Senior counselor says good-bye to her first class
When the class of 2004 graduates this Saturday, Sarah Jamieson will be among the first in line to congratulate them.
Jamieson was hired as a guidance counselor at Hudson High School in the fall of 2000 for the incoming freshman class. It was her first job after graduating from UW-Platteville. She recalls the group of almost 350 as being "very bubbly overall" with all the typical problems one could expect at that age.
"I saw a lot of kids who were worried about how to fit in, who liked who and all kinds of problems like that." But as the years have gone on, she has seen these same students get more serious about their lives both at HHS and beyond. The time for both the counselor and her students "has just flown by."
At HHS, guidance counselors are assigned to a freshman class and maintain that assignment through the students' graduation. In addition to the day-to-day problems she handles with students, she also monitors their class schedules to be certain they are on track for graduation and helps them with post-secondary education planning.
But Jamieson says her most important role with the class of 2004 is to be there to listen. "They know that there is a person in the building they can talk to about anything. And when they are just getting started, I'm just somebody they can say "hi" to in the hall. I eventually have a one-to-one with all of them, and some I get to know better than others, but over the four years we all get to know each other."

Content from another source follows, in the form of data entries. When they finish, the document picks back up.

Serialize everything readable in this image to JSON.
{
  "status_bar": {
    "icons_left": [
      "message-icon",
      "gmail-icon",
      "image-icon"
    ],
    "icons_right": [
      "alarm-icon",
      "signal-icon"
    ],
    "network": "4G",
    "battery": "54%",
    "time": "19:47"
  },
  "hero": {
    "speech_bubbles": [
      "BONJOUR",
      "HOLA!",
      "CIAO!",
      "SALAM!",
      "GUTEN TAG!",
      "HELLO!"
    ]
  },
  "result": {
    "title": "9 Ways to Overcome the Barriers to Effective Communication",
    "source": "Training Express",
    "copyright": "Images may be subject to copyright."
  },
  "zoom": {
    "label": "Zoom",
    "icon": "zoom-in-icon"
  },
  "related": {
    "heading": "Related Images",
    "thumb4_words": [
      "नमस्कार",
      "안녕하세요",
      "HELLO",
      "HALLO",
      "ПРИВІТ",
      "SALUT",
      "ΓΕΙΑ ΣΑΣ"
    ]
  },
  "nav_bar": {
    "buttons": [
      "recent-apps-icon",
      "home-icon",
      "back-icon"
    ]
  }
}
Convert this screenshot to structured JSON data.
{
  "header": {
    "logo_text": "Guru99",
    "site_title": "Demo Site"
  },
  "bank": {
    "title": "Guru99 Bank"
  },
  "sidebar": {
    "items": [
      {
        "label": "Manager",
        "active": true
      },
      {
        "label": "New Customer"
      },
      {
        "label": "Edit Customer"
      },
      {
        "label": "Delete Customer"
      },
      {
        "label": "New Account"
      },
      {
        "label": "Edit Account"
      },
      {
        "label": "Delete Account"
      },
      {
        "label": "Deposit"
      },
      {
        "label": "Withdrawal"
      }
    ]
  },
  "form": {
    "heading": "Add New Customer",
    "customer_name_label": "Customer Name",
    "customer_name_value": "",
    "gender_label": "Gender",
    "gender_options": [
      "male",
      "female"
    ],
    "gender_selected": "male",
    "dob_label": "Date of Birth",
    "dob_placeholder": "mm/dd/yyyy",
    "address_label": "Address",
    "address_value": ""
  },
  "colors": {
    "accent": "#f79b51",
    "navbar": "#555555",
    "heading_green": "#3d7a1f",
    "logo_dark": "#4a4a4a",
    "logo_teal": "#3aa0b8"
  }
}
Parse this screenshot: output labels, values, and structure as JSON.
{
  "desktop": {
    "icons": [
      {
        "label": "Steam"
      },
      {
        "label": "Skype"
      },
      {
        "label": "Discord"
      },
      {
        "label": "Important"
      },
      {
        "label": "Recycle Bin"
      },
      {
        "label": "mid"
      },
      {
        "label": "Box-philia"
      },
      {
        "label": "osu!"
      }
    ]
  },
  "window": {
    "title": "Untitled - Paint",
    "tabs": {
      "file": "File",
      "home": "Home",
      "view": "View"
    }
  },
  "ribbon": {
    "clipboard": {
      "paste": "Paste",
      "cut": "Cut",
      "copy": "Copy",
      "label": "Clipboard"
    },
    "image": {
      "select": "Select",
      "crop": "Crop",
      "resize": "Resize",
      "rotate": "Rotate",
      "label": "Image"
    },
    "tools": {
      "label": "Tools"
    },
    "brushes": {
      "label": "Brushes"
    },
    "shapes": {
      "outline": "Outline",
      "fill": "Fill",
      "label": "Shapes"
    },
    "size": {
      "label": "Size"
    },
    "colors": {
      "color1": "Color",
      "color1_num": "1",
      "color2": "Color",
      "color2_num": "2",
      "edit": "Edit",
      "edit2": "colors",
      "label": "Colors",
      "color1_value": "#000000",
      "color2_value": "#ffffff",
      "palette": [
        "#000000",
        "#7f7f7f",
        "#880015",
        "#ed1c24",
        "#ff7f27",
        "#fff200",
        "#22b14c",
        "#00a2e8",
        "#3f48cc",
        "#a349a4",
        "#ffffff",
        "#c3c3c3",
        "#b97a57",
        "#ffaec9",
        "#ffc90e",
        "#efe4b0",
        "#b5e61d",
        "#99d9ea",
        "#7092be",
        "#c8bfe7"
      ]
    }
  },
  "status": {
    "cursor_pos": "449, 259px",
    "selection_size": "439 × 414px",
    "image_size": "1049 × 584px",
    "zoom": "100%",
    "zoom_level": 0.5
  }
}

Jamieson said she has dealt with parents less as the students have gotten older. "Initially there is more contact because there are more questions and adjustments to make. And I always try to let them know that they can call and ask questions whenever they have a concern. And I hear more from those parents who are sending their first child off to college. There are lots of questions the first time that comes up."
Jamieson said the pressure on students she works with can be daunting. "They balance so much in their lives - their classes, the need to get good grades, jobs, keeping up with the kid next door, a boyfriend or girlfriend and getting along with their parents. These are all things we have experienced and lived through, but to them, right now, they are huge and can seem overwhelming."
Jamieson said she tries to help students understand the difference between things they can control and things they can't and things they just need to let go.
"We talk about coping mechanisms and learning the difference between things they need and things they want. It is different with every student. Some can learn this from their parents, others have a difficult time reaching out to adults. And some kids just have a hard time accepting that they can't control it all. There's only one way to do high school and all that goes with it. You have to go through. We can be there to help and support but in the end it is really up to them."
Jamieson said that is the biggest challenge in her job - finding the balance between helping and then letting go.
Jamieson said students graduating this year are facing challenges their parents didn't necessarily have. "Even 10 years ago, graduates could kind of assume that they wouldn't have trouble getting into the college they wanted and that their class rank wouldn't be so important. But that's all changed. A lot of kids find out they can't get into the school they want or the one their parents wanted, and everybody is disappointed."
Jamieson said that's why it is so important to start talking to students about their post-secondary plans early in their high school years even though it may add to the pressures they are already experiencing.
Jamieson said she wishes more students would consider two-year community college programs as an option upon graduation.
"I think so many kids could benefit from an experience like that. They get a few years under their belt and then transfer to a four-year school. So many kids are uncertain of what they want when they graduate, and this could be a time to really sort some of that out."
Jamieson also cautions parents of graduates to be prepared for the adjustment all students go through when they leave high school and go on to college or some other option.
"They all kind of assume they are going to love college and being more on their own. But it can be a difficult adjustment. They are away from you, meeting all new people, making new friends, far from home. That's a lot to deal with, and often it takes at least a year for them to adjust. Some of them may want to quit, but they should be encouraged to stick it out. Whatever the case, keep talking with them about what they are feeling, and in the end that will empower them to stand up for themselves."
Jamieson said she has loved working with the class of 2004 and will miss them. "It isn't a chance everybody gets - to really get to know a group of kids and watch them grow up and move on." But for Jamieson, the process begins all over again in September as she takes on the class of 2008.